Halting A Mountain Lion Assault: Quick Draw and Lethal Precision Unnecessary

The footage captures a moment of confrontation between an elk hunter in Idaho and a mountain lion. This encounter initially surfaced online during the fall season of 2022. The hunter is armed with a Glock, presumed to be a model 27. The large feline initiates an attack on the erstwhile hunter around the 20-second mark. However, as the cat lunges, the hunter discharges his .40 caliber handgun, halting the feline's advance. Despite this, the mountain lion lingers, not immediately fleeing. It's only after another round is fired that the big cat decides to retreat.

The mountain lion's behavior of slowly withdrawing displays a certain nonchalance towards the threat.

This video is a vivid illustration of "prey-testing", a tactic common amongst predators, including bears. A predator's survival hinges on its ability to avoid selecting prey that can inflict serious injury. Hence, they often "test" potential prey, particularly unfamiliar ones. This "testing" strategy aids the predator in preventing serious harm or death, hence ensuring the successful propagation of its genes.

Humans, being atypical prey, often get "tested". Similar behavior has been documented in black bears. Dr. Stephen Herrero, an emeritus professor at the University of Calgary, has said this about predatory black bears:

Dr. Herrero observed that the kind of bear that poses a danger isn't necessarily one that feels threatened by you, rather, it's evaluating you as potential prey. These bears silently stalk their potential prey, akin to a lion's hunting behavior. When confronted with a bear protecting her cubs, a calm retreat and granting of space is recommended. However, against a predatory bear, standing your ground, making noise, and even throwing rocks can be effective tactics in convincing the bear you're not an easy target.

Dr. Herrero does allude to lions in his statement, although it's not explicitly clear whether he's referring to the American mountain lion or the African variant. The depiction, nonetheless, fits the behavior exhibited in the video. It's evident that the man wielding the Glock had ample time to retrieve his weapon. His aim wasn't necessarily lethal, but it was enough to deter the animal. Such encounters between humans and mountain lions, and even more so with black bears, are likely more common than we think. Yet, they rarely make headlines unless injury is involved, and are usually relegated to campfire anecdotes. The advent of affordable video equipment, such as smartphones, has increased the documentation of these incidents.

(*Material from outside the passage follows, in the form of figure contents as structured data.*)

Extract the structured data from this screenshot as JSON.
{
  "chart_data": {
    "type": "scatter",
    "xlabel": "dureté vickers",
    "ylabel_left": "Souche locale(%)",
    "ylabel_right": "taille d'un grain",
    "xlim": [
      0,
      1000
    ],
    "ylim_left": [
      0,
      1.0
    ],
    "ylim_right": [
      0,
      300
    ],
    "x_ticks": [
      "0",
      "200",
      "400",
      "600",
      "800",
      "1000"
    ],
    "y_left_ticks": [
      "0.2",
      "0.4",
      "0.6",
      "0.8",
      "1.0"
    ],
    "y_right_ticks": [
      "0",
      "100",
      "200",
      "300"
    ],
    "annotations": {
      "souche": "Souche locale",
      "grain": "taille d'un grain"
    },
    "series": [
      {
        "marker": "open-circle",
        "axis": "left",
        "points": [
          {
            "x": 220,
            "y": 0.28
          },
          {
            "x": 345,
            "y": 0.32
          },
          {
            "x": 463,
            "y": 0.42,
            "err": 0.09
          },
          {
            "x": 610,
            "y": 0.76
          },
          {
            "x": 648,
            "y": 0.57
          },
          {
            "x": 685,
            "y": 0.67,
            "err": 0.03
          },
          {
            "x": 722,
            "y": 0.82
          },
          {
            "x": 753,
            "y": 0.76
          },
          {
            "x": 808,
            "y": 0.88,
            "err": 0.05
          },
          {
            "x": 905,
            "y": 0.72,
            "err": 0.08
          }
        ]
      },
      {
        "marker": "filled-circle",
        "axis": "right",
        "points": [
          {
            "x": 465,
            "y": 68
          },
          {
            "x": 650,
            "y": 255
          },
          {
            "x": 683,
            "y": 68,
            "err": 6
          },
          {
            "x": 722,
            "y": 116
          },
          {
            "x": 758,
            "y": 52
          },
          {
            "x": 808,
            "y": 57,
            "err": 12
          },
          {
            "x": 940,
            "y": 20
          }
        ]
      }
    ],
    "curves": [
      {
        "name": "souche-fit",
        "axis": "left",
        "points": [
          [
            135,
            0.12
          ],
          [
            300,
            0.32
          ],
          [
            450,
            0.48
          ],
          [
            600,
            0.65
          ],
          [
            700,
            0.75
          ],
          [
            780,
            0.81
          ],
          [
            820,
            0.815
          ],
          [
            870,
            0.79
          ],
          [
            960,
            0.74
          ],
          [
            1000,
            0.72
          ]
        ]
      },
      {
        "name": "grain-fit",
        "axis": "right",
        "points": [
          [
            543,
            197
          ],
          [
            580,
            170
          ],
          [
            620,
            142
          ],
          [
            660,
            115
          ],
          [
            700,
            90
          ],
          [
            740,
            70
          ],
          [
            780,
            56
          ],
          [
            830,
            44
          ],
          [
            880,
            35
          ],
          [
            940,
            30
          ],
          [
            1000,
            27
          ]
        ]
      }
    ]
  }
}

In their 2012 research paper titled "Efficacy of Firearms for Bear Deterrence", Herrero and Smith made a claim about firearm usage. From the paper, "Efficacy of Firearms for Bear Deterrence in Alaska":

The utilization of firearms demands instantaneous reaction and precise aim, making it a challenging defense strategy, even for experts.

However, the data I've gathered about handgun use in bear defenses doesn't necessarily corroborate the claim made in Herrero and Smith's research. Out of 170 incidents where handguns were used defensively against bears, a quick response and deadly accuracy seemed necessary in at most, 16 cases. In several situations, individuals had plenty of time to ready their handguns. Of these incidents, 106 resulted in the bear's death, often after it had retreated from the attack site. Warning shots alone were sufficient to halt the attack in roughly ten percent of the cases.

Most bear-human conflicts allow adequate time to prepare a defensive weapon. Injuries typically result from uncommon instances where warnings are ignored, time is insufficient for weapon deployment, or individuals are reluctant to use their weapon. Mountain lion attacks are infrequently recorded, but as far as this author can remember, there hasn't been a successful attack on a firearm-armed individual.